Fast forward to 2025 — and it’s no longer just a concern. It’s reality.


💬 A Conversation That Says It All

Just the other day, a person messaged me, remembering my talk about Copilot and Secure Code in Canberra:

“We now see our engineering teams utilise AI more and more and same issues are coming up. People relying on AI to produce quality code ‘because it’s based on patterns!’. But making mistakes in very simple things.”


Exactly. The tooling has evolved. GitHub Copilot and similar tools claim to produce more secure code.

But let’s be honest — studies still show that insecure patterns are common. Mistakes still slip through. And unless you prompt them exactly right, you’re likely to get something that looks secure but isn’t.

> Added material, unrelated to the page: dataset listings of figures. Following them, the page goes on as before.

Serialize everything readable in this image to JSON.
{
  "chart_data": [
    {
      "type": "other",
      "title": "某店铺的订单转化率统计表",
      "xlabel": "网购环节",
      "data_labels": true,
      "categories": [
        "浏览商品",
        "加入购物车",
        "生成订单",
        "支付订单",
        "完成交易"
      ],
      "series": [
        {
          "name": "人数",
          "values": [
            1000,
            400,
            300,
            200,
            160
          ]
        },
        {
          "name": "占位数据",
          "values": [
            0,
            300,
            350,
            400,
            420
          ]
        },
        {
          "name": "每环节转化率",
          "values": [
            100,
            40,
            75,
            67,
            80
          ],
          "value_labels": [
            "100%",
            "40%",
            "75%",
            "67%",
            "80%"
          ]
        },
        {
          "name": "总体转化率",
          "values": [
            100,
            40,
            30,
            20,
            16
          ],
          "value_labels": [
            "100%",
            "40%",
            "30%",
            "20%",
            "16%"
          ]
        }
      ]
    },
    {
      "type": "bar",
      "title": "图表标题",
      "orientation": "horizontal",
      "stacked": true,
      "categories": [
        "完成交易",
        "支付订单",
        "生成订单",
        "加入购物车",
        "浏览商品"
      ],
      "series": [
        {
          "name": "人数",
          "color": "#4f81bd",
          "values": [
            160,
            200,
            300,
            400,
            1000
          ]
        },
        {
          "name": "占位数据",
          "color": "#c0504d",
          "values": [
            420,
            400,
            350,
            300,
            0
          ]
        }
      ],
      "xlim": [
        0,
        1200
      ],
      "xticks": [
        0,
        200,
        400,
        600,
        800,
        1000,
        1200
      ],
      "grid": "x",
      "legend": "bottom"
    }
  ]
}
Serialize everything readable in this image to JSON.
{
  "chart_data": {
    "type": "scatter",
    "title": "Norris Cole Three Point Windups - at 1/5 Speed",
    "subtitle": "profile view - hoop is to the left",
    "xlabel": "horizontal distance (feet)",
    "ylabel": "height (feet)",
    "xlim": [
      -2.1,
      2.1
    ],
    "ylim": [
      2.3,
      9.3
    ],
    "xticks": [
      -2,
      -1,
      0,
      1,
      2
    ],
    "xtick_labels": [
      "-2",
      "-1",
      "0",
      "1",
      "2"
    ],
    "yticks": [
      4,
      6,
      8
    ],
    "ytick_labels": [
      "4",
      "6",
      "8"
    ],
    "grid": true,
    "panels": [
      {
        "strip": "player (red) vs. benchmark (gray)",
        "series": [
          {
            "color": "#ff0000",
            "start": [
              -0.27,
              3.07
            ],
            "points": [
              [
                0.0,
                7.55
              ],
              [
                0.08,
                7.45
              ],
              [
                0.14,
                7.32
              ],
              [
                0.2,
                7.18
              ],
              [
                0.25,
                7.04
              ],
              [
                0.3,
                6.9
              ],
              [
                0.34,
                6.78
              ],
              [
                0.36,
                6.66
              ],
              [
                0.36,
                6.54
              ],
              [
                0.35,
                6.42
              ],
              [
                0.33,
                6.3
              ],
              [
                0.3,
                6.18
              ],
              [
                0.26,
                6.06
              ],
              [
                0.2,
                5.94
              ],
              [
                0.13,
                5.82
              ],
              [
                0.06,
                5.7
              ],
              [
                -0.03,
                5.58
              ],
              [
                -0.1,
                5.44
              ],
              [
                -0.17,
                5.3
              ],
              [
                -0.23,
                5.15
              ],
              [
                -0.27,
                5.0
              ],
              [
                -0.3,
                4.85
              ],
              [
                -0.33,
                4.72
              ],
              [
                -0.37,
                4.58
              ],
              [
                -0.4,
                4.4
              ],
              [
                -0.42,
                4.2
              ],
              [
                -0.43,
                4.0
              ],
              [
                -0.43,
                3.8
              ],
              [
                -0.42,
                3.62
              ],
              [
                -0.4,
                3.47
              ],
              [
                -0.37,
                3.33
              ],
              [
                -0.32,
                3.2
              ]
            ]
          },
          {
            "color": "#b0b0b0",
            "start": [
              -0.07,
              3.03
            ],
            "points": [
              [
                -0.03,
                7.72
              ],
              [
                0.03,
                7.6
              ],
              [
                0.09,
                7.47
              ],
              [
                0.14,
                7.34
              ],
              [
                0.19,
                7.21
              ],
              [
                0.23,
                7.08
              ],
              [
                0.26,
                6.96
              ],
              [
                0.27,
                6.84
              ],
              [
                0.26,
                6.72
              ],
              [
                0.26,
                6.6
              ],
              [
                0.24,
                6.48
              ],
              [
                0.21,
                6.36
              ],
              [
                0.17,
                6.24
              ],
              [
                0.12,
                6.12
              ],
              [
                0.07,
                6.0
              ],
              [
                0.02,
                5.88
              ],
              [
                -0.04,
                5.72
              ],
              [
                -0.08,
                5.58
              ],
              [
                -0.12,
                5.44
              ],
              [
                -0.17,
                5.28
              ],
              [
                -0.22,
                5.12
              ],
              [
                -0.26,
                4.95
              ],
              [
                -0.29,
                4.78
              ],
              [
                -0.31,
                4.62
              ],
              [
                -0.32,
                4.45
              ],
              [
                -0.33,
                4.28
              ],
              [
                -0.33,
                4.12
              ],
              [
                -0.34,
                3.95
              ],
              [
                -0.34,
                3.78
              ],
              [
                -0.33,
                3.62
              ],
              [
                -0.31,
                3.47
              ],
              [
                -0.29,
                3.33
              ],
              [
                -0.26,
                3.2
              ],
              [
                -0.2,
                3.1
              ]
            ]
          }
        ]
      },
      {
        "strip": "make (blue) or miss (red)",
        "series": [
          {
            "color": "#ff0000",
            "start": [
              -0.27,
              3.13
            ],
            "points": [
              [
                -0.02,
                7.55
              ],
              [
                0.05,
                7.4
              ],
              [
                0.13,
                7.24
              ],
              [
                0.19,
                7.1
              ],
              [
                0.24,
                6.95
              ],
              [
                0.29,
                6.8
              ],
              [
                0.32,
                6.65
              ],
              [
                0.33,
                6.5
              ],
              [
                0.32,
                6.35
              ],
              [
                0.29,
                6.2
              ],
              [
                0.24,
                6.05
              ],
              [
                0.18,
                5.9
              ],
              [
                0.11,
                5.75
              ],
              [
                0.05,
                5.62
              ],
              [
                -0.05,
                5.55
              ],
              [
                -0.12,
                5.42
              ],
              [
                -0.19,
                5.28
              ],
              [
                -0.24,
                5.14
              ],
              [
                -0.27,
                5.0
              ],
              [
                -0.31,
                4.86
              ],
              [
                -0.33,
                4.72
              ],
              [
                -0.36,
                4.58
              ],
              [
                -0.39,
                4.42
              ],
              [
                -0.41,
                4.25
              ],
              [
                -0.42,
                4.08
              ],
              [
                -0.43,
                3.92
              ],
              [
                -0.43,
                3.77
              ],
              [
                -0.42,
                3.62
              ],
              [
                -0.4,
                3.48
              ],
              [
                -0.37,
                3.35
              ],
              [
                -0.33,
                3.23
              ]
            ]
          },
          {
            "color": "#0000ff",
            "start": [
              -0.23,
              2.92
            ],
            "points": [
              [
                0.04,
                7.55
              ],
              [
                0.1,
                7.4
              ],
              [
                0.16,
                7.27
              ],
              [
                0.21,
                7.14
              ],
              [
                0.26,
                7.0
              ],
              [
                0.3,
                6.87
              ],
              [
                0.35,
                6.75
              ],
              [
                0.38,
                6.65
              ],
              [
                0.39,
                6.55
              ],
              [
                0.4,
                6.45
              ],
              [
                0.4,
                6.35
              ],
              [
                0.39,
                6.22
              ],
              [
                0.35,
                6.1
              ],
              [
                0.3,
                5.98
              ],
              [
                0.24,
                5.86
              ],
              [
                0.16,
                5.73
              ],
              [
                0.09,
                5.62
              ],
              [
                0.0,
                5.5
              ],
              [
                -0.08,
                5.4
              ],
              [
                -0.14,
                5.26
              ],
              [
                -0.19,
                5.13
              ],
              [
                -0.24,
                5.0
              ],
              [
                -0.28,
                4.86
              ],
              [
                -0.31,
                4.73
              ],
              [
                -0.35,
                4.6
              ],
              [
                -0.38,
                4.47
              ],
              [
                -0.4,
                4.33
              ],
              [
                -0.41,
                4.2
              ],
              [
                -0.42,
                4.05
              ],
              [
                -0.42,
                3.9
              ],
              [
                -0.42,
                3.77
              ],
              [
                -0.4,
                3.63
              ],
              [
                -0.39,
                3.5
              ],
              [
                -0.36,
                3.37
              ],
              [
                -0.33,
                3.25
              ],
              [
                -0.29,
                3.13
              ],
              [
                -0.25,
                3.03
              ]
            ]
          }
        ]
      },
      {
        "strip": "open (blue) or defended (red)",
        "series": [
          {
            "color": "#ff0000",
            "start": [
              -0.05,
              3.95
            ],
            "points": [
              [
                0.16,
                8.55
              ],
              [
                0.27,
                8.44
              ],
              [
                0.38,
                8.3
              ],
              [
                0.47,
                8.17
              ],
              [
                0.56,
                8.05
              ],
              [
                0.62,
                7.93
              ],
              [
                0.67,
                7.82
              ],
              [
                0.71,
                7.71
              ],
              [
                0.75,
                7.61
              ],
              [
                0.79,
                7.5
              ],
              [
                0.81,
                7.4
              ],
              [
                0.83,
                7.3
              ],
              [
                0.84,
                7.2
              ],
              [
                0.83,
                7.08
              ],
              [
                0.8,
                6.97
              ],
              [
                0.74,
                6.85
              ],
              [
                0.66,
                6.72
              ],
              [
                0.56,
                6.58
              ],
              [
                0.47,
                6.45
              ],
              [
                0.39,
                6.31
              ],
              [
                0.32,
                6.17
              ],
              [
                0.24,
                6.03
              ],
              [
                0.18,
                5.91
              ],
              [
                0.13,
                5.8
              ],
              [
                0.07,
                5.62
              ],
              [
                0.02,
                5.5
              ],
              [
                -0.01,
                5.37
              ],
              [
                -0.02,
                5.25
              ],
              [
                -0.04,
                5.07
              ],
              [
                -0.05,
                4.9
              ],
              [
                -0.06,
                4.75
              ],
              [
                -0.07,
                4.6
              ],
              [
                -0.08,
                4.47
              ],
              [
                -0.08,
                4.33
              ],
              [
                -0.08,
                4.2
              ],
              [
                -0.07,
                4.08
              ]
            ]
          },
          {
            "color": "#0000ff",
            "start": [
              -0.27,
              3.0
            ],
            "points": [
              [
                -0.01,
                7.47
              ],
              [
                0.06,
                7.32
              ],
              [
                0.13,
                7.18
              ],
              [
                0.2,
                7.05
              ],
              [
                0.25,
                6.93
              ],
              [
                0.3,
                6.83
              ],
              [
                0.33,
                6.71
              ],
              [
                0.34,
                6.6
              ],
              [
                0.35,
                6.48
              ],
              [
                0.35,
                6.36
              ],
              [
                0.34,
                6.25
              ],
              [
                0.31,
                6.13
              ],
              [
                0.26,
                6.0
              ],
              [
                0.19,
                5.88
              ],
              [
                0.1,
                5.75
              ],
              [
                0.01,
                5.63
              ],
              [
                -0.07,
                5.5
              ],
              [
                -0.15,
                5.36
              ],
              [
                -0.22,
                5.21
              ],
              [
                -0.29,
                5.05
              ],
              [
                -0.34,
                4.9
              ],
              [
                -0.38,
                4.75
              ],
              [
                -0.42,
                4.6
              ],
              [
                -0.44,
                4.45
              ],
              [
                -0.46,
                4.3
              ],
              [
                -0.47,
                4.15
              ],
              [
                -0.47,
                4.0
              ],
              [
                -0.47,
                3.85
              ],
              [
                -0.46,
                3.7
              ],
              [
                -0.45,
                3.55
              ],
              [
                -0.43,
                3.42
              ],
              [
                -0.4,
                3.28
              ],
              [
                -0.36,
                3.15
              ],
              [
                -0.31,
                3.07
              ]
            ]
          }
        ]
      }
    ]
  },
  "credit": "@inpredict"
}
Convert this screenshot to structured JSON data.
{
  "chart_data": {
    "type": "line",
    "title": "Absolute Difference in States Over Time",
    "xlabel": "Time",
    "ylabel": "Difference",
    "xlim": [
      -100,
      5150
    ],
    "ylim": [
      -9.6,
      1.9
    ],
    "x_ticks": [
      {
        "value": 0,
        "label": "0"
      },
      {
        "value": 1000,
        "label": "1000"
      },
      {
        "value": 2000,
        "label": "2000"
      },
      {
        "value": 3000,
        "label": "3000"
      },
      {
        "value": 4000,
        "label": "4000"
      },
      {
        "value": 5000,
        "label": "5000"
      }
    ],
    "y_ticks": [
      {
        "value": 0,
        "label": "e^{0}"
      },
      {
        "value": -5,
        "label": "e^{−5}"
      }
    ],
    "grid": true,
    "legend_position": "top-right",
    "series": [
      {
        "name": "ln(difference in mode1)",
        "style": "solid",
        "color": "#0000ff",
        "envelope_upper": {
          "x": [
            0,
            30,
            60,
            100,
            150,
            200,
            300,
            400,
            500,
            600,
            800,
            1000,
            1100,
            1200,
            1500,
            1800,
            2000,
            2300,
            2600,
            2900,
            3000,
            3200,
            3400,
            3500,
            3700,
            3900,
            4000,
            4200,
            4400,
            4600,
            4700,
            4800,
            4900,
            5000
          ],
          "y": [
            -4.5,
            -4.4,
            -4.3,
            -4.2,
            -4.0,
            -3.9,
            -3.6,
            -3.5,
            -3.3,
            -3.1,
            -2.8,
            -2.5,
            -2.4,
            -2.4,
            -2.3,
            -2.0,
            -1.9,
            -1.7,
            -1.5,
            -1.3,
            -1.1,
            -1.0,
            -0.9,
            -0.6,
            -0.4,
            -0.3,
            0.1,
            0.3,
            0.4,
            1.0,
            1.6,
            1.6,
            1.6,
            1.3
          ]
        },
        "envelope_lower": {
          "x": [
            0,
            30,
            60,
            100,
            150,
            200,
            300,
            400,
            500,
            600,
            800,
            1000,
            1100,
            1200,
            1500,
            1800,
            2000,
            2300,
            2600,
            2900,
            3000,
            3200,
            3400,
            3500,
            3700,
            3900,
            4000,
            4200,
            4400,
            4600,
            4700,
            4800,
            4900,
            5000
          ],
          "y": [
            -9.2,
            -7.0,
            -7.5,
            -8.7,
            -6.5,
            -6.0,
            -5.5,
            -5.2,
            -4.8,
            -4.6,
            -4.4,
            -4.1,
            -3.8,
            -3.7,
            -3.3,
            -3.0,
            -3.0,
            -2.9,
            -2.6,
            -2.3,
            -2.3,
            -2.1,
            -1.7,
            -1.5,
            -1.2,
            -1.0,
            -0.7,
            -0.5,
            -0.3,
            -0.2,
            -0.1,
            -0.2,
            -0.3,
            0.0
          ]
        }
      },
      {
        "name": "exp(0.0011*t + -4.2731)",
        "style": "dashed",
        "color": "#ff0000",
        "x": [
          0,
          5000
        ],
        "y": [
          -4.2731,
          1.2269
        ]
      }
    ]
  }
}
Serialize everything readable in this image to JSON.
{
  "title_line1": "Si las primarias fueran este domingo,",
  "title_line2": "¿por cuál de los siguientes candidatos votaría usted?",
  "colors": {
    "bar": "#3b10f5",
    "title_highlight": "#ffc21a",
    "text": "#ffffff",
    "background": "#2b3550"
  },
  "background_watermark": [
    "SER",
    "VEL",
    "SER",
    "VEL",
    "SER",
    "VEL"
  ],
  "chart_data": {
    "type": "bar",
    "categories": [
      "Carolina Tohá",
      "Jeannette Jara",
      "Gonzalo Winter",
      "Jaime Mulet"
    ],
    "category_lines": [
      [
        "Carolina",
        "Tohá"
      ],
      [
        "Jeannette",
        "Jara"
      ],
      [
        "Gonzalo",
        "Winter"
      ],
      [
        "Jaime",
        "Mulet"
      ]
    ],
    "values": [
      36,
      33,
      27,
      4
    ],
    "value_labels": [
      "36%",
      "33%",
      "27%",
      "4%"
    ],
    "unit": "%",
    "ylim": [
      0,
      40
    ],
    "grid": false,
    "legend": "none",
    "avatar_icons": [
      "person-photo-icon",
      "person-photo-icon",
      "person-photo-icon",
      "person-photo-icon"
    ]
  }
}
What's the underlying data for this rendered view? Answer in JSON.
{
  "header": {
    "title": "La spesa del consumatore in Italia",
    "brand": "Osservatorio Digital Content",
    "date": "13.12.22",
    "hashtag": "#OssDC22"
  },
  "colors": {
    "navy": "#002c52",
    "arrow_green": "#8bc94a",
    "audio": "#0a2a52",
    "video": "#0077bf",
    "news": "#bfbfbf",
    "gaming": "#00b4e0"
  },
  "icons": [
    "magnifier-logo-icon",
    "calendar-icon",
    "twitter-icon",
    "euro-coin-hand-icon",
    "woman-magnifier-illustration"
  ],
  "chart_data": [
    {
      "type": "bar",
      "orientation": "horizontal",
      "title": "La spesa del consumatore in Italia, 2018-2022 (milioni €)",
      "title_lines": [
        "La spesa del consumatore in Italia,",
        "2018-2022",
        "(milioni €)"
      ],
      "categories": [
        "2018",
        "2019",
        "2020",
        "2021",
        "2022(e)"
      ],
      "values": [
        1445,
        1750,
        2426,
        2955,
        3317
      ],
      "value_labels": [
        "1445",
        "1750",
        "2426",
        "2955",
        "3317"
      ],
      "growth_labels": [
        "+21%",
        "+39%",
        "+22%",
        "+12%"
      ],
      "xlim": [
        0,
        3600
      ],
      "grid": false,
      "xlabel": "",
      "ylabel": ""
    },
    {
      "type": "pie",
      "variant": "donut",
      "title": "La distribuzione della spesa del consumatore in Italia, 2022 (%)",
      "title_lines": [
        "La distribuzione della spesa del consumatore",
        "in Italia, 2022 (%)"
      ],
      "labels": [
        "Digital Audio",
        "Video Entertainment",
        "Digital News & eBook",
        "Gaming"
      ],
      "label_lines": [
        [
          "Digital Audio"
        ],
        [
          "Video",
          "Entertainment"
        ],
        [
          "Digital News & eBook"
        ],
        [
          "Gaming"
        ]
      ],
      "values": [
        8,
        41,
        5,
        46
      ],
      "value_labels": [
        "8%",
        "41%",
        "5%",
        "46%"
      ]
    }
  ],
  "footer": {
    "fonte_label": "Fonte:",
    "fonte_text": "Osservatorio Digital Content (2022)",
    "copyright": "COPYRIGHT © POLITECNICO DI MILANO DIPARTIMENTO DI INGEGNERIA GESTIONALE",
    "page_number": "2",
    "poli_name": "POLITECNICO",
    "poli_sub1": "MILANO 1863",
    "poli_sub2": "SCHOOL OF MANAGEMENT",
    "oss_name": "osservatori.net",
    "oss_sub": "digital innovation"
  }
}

Even the “secure” suggestions can be bypassable, superficial, or misleadingly safe.


🤝 Final Thoughts

AI coding tools are not going away — and they shouldn’t. They’re amazing accelerators.

But like any power tool, they require training. Otherwise, we’re not scaling quality — we’re scaling mistakes.

If you’re a security professional, this is your moment to get involved with engineering teams.

And if you’re a developer, keep asking:

“Is this the secure way to do it — or just the fast one?”